T1087.003: Email Account

Data from MITRE ATT&CK®:

Adversaries may attempt to get a listing of email addresses and accounts. Adversaries may try to dump Exchange address lists such as global address lists (GALs).(Citation: Microsoft Exchange Address Lists)

In on-premises Exchange and Exchange Online, theGet-GlobalAddressList PowerShell cmdlet can be used to obtain email addresses and accounts from a domain using an authenticated session.(Citation: Microsoft getglobaladdresslist)(Citation: Black Hills Attacking Exchange MailSniper, 2016)

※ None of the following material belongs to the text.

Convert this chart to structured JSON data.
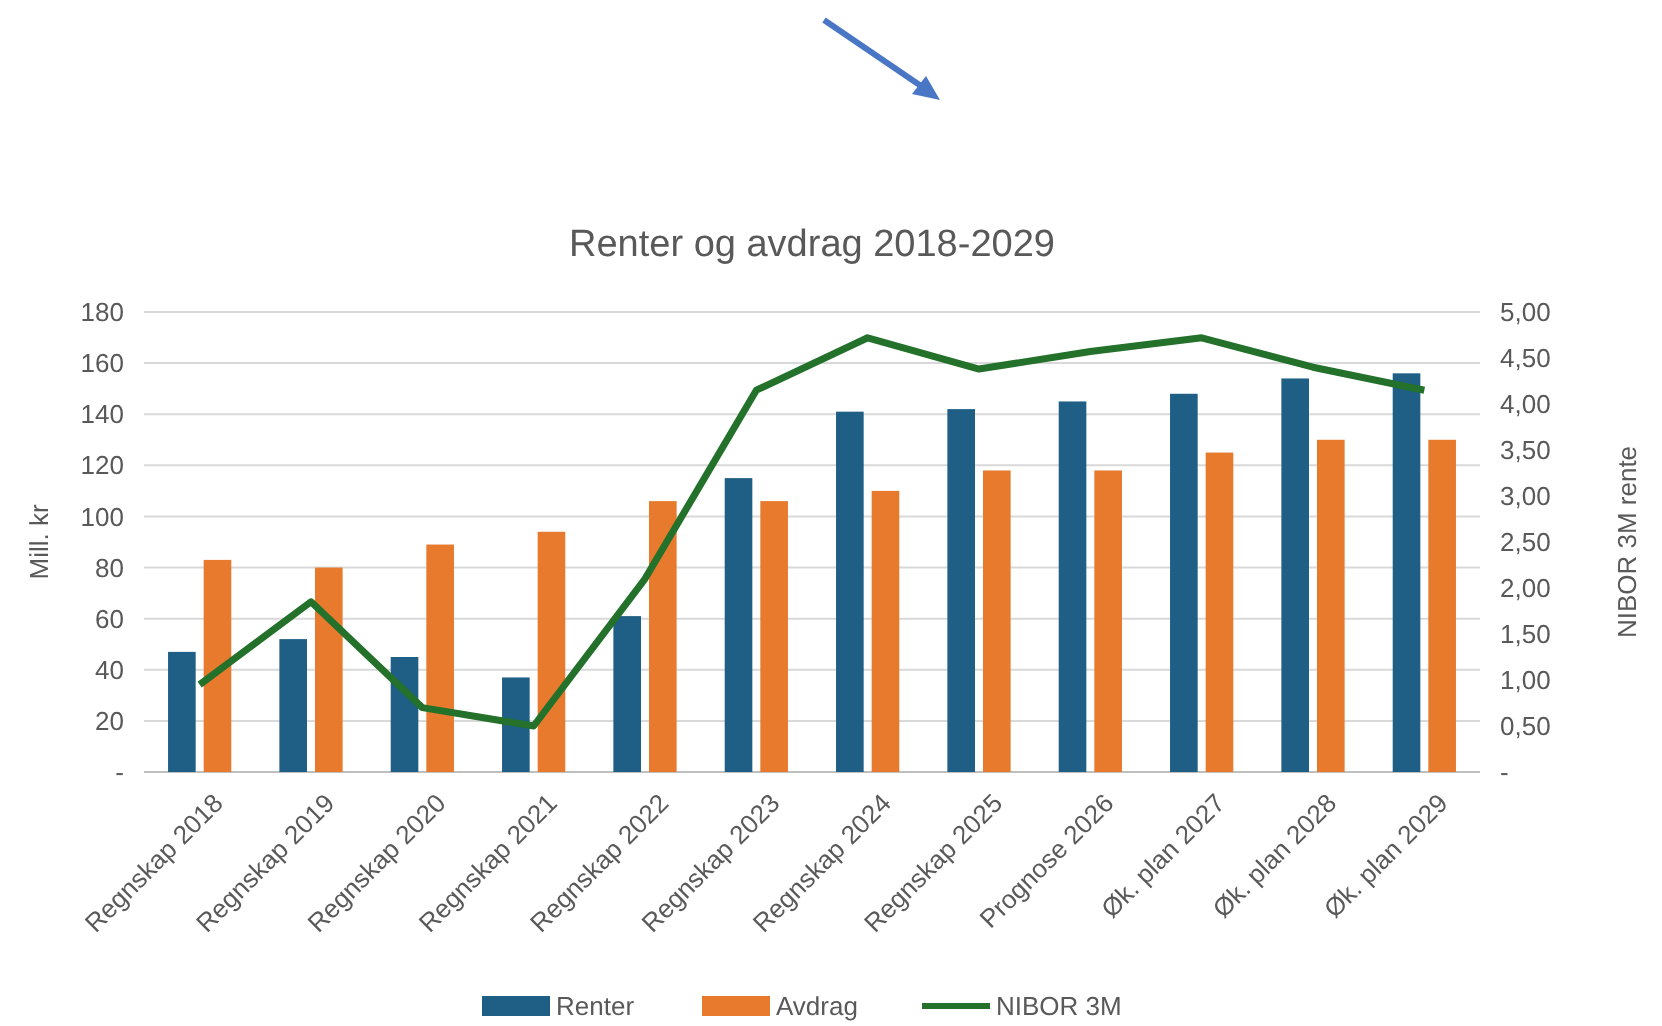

In Google Workspace, the GAL is shared with Microsoft Outlook users through the Google Workspace Sync for Microsoft Outlook (GWSMO) service. Additionally, the Google Workspace Directory allows for users to get a listing of other users within the organization.(Citation: Google Workspace Global Access List)

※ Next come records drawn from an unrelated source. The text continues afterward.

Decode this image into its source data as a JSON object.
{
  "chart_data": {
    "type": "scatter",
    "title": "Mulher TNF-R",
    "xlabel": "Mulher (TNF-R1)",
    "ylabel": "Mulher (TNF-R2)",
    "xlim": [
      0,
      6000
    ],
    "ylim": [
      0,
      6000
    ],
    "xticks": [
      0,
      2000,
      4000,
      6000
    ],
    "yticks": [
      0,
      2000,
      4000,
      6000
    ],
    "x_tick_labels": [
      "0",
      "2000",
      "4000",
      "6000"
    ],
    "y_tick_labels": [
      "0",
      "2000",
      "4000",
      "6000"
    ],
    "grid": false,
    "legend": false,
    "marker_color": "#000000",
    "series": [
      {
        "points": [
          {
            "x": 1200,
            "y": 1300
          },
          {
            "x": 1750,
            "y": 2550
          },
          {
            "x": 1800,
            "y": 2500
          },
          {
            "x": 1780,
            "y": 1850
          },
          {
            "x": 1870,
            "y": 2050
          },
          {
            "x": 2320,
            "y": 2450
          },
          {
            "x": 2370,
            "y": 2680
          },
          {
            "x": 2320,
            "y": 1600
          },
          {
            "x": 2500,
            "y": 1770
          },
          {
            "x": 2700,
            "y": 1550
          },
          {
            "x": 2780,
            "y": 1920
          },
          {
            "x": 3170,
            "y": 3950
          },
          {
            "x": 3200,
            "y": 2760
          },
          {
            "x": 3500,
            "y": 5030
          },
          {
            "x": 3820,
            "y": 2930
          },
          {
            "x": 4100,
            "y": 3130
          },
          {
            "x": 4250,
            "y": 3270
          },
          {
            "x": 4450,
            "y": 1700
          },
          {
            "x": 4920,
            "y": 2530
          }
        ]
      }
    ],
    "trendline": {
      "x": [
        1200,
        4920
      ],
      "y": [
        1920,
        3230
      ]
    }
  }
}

© 2024 The MITRE Corporation. This work is reproduced and distributed with the permission of The MITRE Corporation.

Process Creation (Process)

The initial construction of an executable managed by the OS, that may involve one or more tasks or threads. (e.g. Win EID 4688, Sysmon EID 1, cmd.exe > net use, etc.)

Command Execution (Command)

The execution of a line of text, potentially with arguments, created from program code (e.g. a cmdlet executed via powershell.exe, interactive commands like >dir, shell executions, etc. )

User Account Metadata (User Account)

Contextual data about an account, which may include a username, user ID, environmental data, etc.